DAI MANGA AL VINO: TENUTE RUBINO VOLA IN GIAPPONE
Il fumetto è riconosciuto in Giappone come una forma d’arte in senso pienamente autoriale. In poche parole, non è soltanto una passione di nicchia, relegata a una specifica fetta di pubblico che (a ragione) desidera rivendicarne il rango. Al contrario, nel Sol Levante i manga sono dotati di tutta la dignità, per esempio, del romanzo, e rappresentano uno dei principali strumenti di catarsi collettiva, un mezzo d’elezione per decodificare e ricomporre lo schema della realtà. Non deve stupire, quindi, che sia stato proprio un fumetto, Kami no Shizuku (Gocce di Dio, nella traduzione italiana), a incaricarsi negli ultimi trentacinque anni di interpretare e raccontare un cambiamento importante nella cultura nipponica, cioè l’introduzione nei menù dei ristoranti e degli Izakaya, i tradizionali pub giapponesi, di un elemento che, seppur già noto e commercializzato, era ancora percepito come “estraneo”: il vino. Tra i prodotti d’eccellenza del Vecchio Continente, proprio il vino ha fatto da apripista a tutta una filosofia legata alla possibilità di mangiare e bere bene anche seguendo la via “occidentale”, una strada che, da quel momento, i giapponesi non hanno più abbandonato, diventando oggi uno dei principali mercati di riferimento per tutti i produttori mondiali, compresi quelli italiani.

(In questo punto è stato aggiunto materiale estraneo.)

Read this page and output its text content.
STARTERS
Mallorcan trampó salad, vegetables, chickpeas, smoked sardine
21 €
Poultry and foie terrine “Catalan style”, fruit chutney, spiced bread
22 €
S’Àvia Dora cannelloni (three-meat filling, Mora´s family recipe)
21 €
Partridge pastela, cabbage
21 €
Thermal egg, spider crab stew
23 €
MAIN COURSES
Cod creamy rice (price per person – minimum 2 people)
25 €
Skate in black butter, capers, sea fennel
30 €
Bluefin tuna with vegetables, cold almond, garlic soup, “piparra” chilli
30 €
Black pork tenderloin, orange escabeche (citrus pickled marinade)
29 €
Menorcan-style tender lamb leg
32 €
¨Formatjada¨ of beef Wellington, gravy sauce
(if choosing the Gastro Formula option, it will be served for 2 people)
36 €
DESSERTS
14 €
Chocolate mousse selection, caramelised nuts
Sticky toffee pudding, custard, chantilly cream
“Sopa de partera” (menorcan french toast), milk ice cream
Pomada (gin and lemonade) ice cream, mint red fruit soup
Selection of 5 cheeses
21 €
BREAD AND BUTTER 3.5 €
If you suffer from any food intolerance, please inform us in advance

Speciale, infatti, è il rapporto che unisce Tenute Rubino al Giappone, paese il cui senso del gusto è ormai profondamente influenzato non solo dal vino, ma dai sapori e dallo stile italiano a 360° considerati come dei veri e propri status symbol. Ed è proprio la combinazione tra quei vini capaci di esprimere tutta l’energia del proprio territorio come il Sumaré (Metodo Classico da uve Susumaniello), il Giancòla (Malvasia Bianca), l’Oltremè (Susumaniello), il Punta Aquila (Primitivo), il Saturnino (Rosato Negroamaro in purezza) con quei cibi che più ne illuminano sfumature e peculiarità che, proprio in questi giorni, Luigi Rubino è andato a far scoprire ai giapponesi. Con grande sorpresa, inoltre, abbiamo piacevolmente riscontrato come il Punta Aquila è stato esaltato in tutte le sue più particolari sfumature da piatti invernali tipici giapponesi come l’Oden (una ribollita di carne e verdure nella zuppa di miso).
Mentre il Giancòla, con tutta la sua eleganza e i suoi sentori mandorlati, si è sposato magnificamente con un Sashimi di Orata. Un viaggio, quindi, che ha avuto i contorni di una vera e propria missione, sia in senso commerciale che, forse ancor più significativo, culturale. Poiché il vino, nella nostra di tradizione, è fin dall’antichità elemento conviviale per eccellenza, quindi a sua volta terreno di confronto per esorcizzare, capire, accettare; in una parola: catartico. In alto i calici, allora, per un brindisi grande due mondi.